Kein Mindestlohn in der Schweiz

Bern · Schön wäre ein Mindest-Stundenlohn von umgerechnet 18,50 Euro schon. Aber gefährlich für den Wirtschaftsstandort, sagten sich die Schweizer – und lehnten die Gewerkschaftsforderung mit großer Mehrheit ab.

Die Schweizer haben sich bei einer Volksabstimmung mit großer Mehrheit gegen die Einführung eines gesetzlichen Mindestlohns von umgerechnet rund 18,50 Euro pro Stunde ausgesprochen. Sie wiesen die Forderung der Gewerkschaften nach einer in der Verfassung verankerten Lohnuntergrenze laut Hochrechnung mit 77 Prozent Nein-Stimmen klar zurück.

Ganz knapp scheiterte nach den Berechnungen des Forschungsinstituts gfs.bern für das Schweizer Fernsehen SRF das Vorhaben der Regierung, umgerechnet 2,6 Milliarden Euro für 22 neue Kampfjets auszugeben. 52 Prozent der Abstimmenden votierten demnach dagegen.

Dass die Mindestlohn-Initiative der Gewerkschaften, die vor allem von den Sozialdemokraten unterstützt wurde, an der Urne scheitern würde, war seit Wochen absehbar. Überraschend war allerdings der hohe Anteil an Nein-Stimmen.

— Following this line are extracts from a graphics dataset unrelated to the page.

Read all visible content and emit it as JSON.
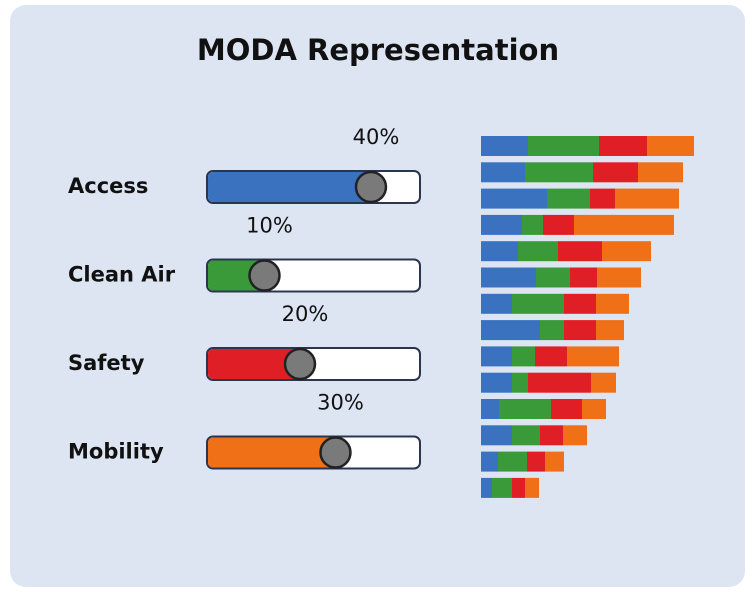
{
  "title": "MODA Representation",
  "sliders": [
    {
      "label": "Access",
      "value": 40,
      "value_label": "40%",
      "color": "#3a72c0"
    },
    {
      "label": "Clean Air",
      "value": 10,
      "value_label": "10%",
      "color": "#3a9a3a"
    },
    {
      "label": "Safety",
      "value": 20,
      "value_label": "20%",
      "color": "#e01e26"
    },
    {
      "label": "Mobility",
      "value": 30,
      "value_label": "30%",
      "color": "#f07018"
    }
  ],
  "chart_data": {
    "type": "stacked-bar-horizontal",
    "series": [
      {
        "color": "#3a72c0",
        "values": [
          47,
          44,
          66,
          41,
          37,
          55,
          31,
          59,
          31,
          31,
          18,
          31,
          17,
          11
        ]
      },
      {
        "color": "#3a9a3a",
        "values": [
          71,
          68,
          43,
          21,
          40,
          34,
          52,
          24,
          23,
          16,
          52,
          28,
          29,
          20
        ]
      },
      {
        "color": "#e01e26",
        "values": [
          48,
          45,
          25,
          31,
          44,
          27,
          32,
          32,
          32,
          63,
          31,
          23,
          18,
          13
        ]
      },
      {
        "color": "#f07018",
        "values": [
          47,
          45,
          64,
          100,
          49,
          44,
          33,
          28,
          52,
          25,
          24,
          24,
          19,
          14
        ]
      }
    ]
  }
}
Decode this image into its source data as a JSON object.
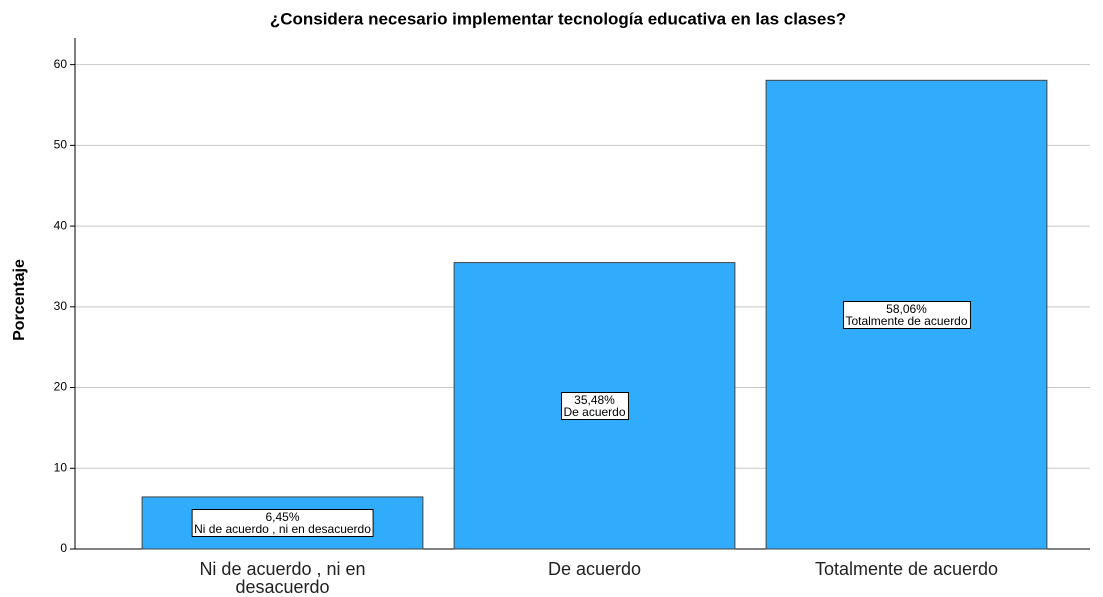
{
  "chart_data": {
    "type": "bar",
    "title": "¿Considera necesario implementar tecnología educativa en las clases?",
    "y_label": "Porcentaje",
    "categories": [
      "Ni de acuerdo , ni en desacuerdo",
      "De acuerdo",
      "Totalmente de acuerdo"
    ],
    "values": [
      6.45,
      35.48,
      58.06
    ],
    "value_labels": [
      "6,45%",
      "35,48%",
      "58,06%"
    ],
    "color": "#31acfc",
    "ylim": [
      0,
      63.3
    ],
    "yticks": [
      0,
      10,
      20,
      30,
      40,
      50,
      60
    ],
    "grid": true
  }
}
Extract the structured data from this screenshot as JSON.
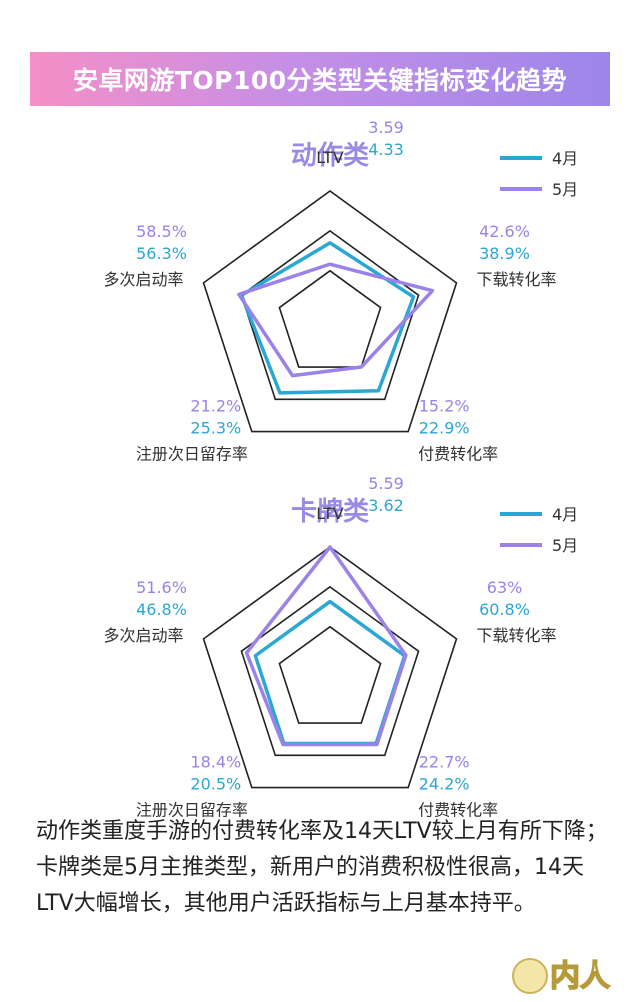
{
  "header": {
    "title": "安卓网游TOP100分类型关键指标变化趋势"
  },
  "legend": [
    {
      "label": "4月",
      "color": "#2aa7d4"
    },
    {
      "label": "5月",
      "color": "#9b82e8"
    }
  ],
  "chart_data": [
    {
      "type": "radar",
      "title": "动作类",
      "axes": [
        "LTV",
        "下载转化率",
        "付费转化率",
        "注册次日留存率",
        "多次启动率"
      ],
      "series": [
        {
          "name": "4月",
          "color": "#2aa7d4",
          "labels": [
            "4.33",
            "38.9%",
            "22.9%",
            "25.3%",
            "56.3%"
          ],
          "values": [
            0.61,
            0.66,
            0.62,
            0.64,
            0.7
          ]
        },
        {
          "name": "5月",
          "color": "#9b82e8",
          "labels": [
            "3.59",
            "42.6%",
            "15.2%",
            "21.2%",
            "58.5%"
          ],
          "values": [
            0.45,
            0.81,
            0.4,
            0.48,
            0.72
          ]
        }
      ]
    },
    {
      "type": "radar",
      "title": "卡牌类",
      "axes": [
        "LTV",
        "下载转化率",
        "付费转化率",
        "注册次日留存率",
        "多次启动率"
      ],
      "series": [
        {
          "name": "4月",
          "color": "#2aa7d4",
          "labels": [
            "3.62",
            "60.8%",
            "24.2%",
            "20.5%",
            "46.8%"
          ],
          "values": [
            0.59,
            0.59,
            0.59,
            0.59,
            0.59
          ]
        },
        {
          "name": "5月",
          "color": "#9b82e8",
          "labels": [
            "5.59",
            "63%",
            "22.7%",
            "18.4%",
            "51.6%"
          ],
          "values": [
            1.0,
            0.6,
            0.6,
            0.6,
            0.66
          ]
        }
      ]
    }
  ],
  "description": {
    "line1": "动作类重度手游的付费转化率及14天LTV较上月有所下降；",
    "line2": "卡牌类是5月主推类型，新用户的消费积极性很高，14天LTV大幅增长，其他用户活跃指标与上月基本持平。"
  },
  "logo": {
    "text": "内人",
    "icon": "watermark-logo"
  }
}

"Dies ist ein großartiger Erfolg", freute sich der Präsident des Schweizerischen Gewerbeverbandes (SGV), Hans-Ulrich Bigler. "Die Schweiz will kein Lohndiktat in den Unternehmen." Die Wirtschaft hatte vor einer vorgeschriebenen Lohnuntergrenze gewarnt - sie schade dem Standort Schweiz und drohe Arbeitsplätze zu vernichten. "Dies war nun ein klares Votum des Volkes für die Wirtschaft und das System, den Lohn zwischen Arbeitgeber und Arbeitnehmer auszuhandeln", sagte Bigler im SRF-Fernsehen.

Die Gewerkschaften übten sich nach der deutlichen Niederlage in kämpferischem Optimismus. Man werde weiterhin gegen niedrige Löhne vorgehen, nun aber auf anderen Wegen, erklärte Daniel Lampart, Chefökonom des Schweizerischen Gewerkschaftsbundes (SGB). Er warf den Unternehmern "Angstmacherei" vor.

In Deutschland hatte sich die schwarz-rote Bundesregierung erst nach viel Hin und Her auf die Einführung eines gesetzlichen Mindestlohns von 8,50 Euro pro Stunde geeinigt. Über Ausnahmen wird immer noch gestritten.

Zustimmung gab es bei den Schweizer Referenden für eine Initiative, straffällig gewordenen Pädophilen jedwede berufliche oder ehrenamtliche Tätigkeit mit Minderjährigen auf Lebenszeit zu verbieten. Dafür stimmten laut Hochrechnungen 63 Prozent. Mit 87,5 Prozent wurde der Vorschlag angenommen, ein Gebot zur Gewährleistung einer medizinischen Grundversorgung in der Verfassung zu verankern.